Onward and Upward they say...
Im sitting here trying to figure out what I want to write about. I talk about being unemployed, I talk about this, I talk about hobbits, I talk about that. Does anyone care? I have no idea really. I can only assume people are looking at my blog but maybe a few comments might boost my ego, make me feel like this was worth my time.
Aw screw it. This is totally worth my time and I enjoy doing it. I like my own voice, I like hearing my own voice. I like writing in my own voice so hopefully someone, somewhere is also enjoying it but is also choosing to remain silent. Cool beans.
So I want to talk about duality and the two sides (or more) of ourselves. I know of at least two aspects to me that are most pronounced. The Wimp and The Warrior.
Truth be told, I'm starting to freak out. I don't have that much money saved and I am at a loss as to where to apply for jobs and what jobs I should apply for because I want to be truthful here, I don't want just any old job right now. I want the "perfect" part time job that will pay me a shit load of money and give me time to write and write and write because what do I want to do when I grow up? I want to be a writer. I love sitting at my computer composing. I love dipping into secret worlds that only I know the truth of and letting it all spill out on "paper" and I want to share that with the world and I want the world to love me.
But here's the hard part - letting people read my words.
That terrifies me, to my very bones I fear letting someone read what I have to offer and having them go "Yeah. It's uh...good." and saying NOTHING else but that because, dear reader, that would be tantamount to a SUCKER PUNCH IN THE
I know what I write isn't perfect, not even close, but I love it. I love every word, syllable and every character. So my fear is that someone else will hate them or just think them...OK. These words I write are not just words, words have power and these words are MINE, they are my soul, my heart, my very life's blood. It's where I can say exactly what I want to say, exactly how I want to say it. It's where I find my true voice.
So you can see how to share this voice would fill me with fear and dread. And this my friends, is THE WIMP!
Uh Oh...here comes that other side of the Juice...the side I really like cuz she kind of kicks some serious ass...here she comes, cover your ears and gird your loins! It's THE WARRIOR!
GET. OVER. IT. - yep, that's what she says. Get over it you damn fool. You will never ever make it work if you continue to hide and cower in fear. Move past the fear, do not let it conquer you and get your words out there.

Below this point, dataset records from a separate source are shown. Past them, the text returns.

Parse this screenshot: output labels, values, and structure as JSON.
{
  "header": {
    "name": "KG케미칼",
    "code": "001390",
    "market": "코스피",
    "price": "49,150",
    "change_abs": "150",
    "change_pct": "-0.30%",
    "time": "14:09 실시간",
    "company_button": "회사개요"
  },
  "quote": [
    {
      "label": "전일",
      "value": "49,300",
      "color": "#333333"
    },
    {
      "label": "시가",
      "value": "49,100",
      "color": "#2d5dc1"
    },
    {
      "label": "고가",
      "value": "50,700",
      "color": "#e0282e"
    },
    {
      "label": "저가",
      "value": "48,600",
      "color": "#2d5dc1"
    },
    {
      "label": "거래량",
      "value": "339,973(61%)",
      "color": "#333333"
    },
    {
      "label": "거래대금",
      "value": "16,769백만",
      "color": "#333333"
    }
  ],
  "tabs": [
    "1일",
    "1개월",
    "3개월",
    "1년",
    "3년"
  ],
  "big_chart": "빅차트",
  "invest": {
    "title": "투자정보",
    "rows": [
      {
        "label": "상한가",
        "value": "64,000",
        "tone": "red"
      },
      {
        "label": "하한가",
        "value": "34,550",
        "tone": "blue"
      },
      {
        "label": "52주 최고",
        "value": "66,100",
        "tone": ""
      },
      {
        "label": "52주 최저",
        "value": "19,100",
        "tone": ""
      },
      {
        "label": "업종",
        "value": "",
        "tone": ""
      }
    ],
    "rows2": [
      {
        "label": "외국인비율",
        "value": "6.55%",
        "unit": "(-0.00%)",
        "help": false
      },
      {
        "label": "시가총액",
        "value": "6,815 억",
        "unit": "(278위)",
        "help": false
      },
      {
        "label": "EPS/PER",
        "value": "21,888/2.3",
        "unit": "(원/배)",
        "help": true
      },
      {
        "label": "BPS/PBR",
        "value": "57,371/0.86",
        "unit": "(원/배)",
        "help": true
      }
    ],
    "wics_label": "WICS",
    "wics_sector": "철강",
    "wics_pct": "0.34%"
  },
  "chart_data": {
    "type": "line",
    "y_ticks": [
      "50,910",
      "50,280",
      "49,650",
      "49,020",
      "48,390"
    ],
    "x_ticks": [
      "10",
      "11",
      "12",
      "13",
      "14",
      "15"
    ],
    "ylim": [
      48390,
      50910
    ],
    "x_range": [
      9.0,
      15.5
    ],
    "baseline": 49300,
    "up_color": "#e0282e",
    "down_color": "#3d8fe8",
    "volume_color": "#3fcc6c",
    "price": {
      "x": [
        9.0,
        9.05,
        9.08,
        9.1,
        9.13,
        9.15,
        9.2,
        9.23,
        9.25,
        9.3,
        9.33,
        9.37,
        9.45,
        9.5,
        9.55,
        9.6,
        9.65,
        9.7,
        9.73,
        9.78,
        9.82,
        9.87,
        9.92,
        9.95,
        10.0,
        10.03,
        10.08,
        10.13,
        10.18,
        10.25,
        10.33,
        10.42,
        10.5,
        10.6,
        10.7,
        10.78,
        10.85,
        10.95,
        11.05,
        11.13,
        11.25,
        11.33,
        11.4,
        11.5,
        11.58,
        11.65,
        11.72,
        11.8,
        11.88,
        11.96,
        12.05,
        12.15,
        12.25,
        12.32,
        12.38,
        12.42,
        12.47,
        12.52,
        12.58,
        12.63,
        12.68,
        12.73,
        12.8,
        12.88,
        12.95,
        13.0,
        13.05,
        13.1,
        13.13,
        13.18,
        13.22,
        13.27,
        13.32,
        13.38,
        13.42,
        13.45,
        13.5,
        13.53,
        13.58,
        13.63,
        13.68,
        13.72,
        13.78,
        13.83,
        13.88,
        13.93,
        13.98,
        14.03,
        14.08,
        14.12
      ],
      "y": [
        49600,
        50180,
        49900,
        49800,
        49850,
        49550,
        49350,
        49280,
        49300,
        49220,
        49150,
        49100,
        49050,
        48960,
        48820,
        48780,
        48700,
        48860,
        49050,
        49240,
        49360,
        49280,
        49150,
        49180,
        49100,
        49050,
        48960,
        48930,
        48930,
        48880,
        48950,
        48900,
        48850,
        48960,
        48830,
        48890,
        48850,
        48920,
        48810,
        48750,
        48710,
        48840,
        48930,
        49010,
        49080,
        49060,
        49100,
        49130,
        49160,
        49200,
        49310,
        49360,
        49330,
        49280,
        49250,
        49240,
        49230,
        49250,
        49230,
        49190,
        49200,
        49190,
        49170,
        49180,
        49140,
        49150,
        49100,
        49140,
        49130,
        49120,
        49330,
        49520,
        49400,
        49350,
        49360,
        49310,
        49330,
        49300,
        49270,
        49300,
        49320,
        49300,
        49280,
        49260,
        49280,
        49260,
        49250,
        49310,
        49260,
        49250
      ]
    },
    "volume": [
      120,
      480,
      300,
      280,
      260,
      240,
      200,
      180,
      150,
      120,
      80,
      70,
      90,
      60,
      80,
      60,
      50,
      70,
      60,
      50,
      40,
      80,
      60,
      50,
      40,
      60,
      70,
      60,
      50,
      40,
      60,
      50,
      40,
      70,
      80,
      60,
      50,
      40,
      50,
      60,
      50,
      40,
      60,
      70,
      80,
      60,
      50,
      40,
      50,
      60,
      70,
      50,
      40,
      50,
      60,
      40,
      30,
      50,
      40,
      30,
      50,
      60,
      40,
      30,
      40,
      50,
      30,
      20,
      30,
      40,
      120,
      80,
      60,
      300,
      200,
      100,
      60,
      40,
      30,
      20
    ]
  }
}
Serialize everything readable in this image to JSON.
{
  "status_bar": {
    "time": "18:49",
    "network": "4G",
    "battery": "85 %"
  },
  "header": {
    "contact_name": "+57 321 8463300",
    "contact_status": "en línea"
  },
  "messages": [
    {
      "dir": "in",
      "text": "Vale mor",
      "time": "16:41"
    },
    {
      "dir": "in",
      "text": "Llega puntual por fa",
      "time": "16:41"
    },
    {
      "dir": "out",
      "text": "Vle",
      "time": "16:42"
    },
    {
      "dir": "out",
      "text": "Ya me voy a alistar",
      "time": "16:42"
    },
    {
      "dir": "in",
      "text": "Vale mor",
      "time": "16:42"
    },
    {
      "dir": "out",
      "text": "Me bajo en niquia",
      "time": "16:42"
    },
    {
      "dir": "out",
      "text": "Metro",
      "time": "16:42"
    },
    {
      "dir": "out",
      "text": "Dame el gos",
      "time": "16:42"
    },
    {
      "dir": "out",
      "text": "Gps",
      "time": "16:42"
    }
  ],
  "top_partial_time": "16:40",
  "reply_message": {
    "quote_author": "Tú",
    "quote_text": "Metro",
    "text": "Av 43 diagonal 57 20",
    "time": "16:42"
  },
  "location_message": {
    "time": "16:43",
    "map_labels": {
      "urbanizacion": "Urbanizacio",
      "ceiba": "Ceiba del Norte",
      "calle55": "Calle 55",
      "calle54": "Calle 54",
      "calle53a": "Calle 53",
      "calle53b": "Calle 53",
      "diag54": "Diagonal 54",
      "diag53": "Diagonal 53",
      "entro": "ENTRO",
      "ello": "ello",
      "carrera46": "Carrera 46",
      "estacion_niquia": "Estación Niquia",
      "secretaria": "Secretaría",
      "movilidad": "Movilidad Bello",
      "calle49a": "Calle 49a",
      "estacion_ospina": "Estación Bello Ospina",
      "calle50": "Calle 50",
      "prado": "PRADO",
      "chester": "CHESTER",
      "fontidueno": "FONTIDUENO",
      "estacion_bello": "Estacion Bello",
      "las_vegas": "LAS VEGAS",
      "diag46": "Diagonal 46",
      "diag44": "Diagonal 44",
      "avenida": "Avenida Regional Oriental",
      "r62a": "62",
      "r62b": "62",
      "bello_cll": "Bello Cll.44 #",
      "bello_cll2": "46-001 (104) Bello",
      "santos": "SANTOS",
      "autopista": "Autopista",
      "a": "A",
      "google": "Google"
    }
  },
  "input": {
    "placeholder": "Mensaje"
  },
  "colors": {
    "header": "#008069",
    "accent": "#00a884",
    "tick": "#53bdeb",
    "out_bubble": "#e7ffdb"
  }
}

And I listen to her cuz 9 times out of 10 she's right. She told me to quit my job and even though I sit here in fear and panic not sure what is going to happen I know she was right and that she will make sure that I'm taken care of and that I will not be homeless. She's the girl I need on my side when I meet a dude I like and am afraid of letting him know. She's the girl I need on my side at job interviews and she's the girl I need at my back when I submit my writing. The Warrior is in all of us, I have seen her rear her fancy head in all of my friends at one point or another and she is awesome. She can cause some trouble too and sometimes she is just an asshole but in the end, she gets shit done!
But The Wimp has her place as well. She keeps me from doing really stupid things (I can think of a few I won't summarize here cuz well, they're not my finest moments) and she keeps my head on straight but The Wimp gets annoying and The Wimp pisses me off but that's why we have these multiple aspects to our being, it's why we aren't black and white (no matter what Michael Jackson says). And in all truthiness, it's what makes us all so dang interesting because at any given moment, you never know what you are going to get (or who).
So here is my promise to you dear dear reader, I will submit a short story to some places today and I will send the first 30-40 pages of my book to my "readers" (a select few who's opinion's I love and trust) and I will not fear their commentary. I will not fear their ridicule, their praise or their dislike. I will stand tall and I will know that my words are my voice and my voice is clear and my voice is powerful. (Yee Haw!)
And as I bid you adieu I ask you this, do you have that other side of you? That warrior side that keeps you safe and helps you fight your battles?
In case you were wondering, this is what I imagine my Warrior looks like (on good days)...


3 comments:
You go Warrier Woman!! I love it!
I am one of your silent readers (silent, but deadly...). I love that you are doing this, I get to hear my little Jessy-poo's voice whenever I want, even though we are thousands of miles apart.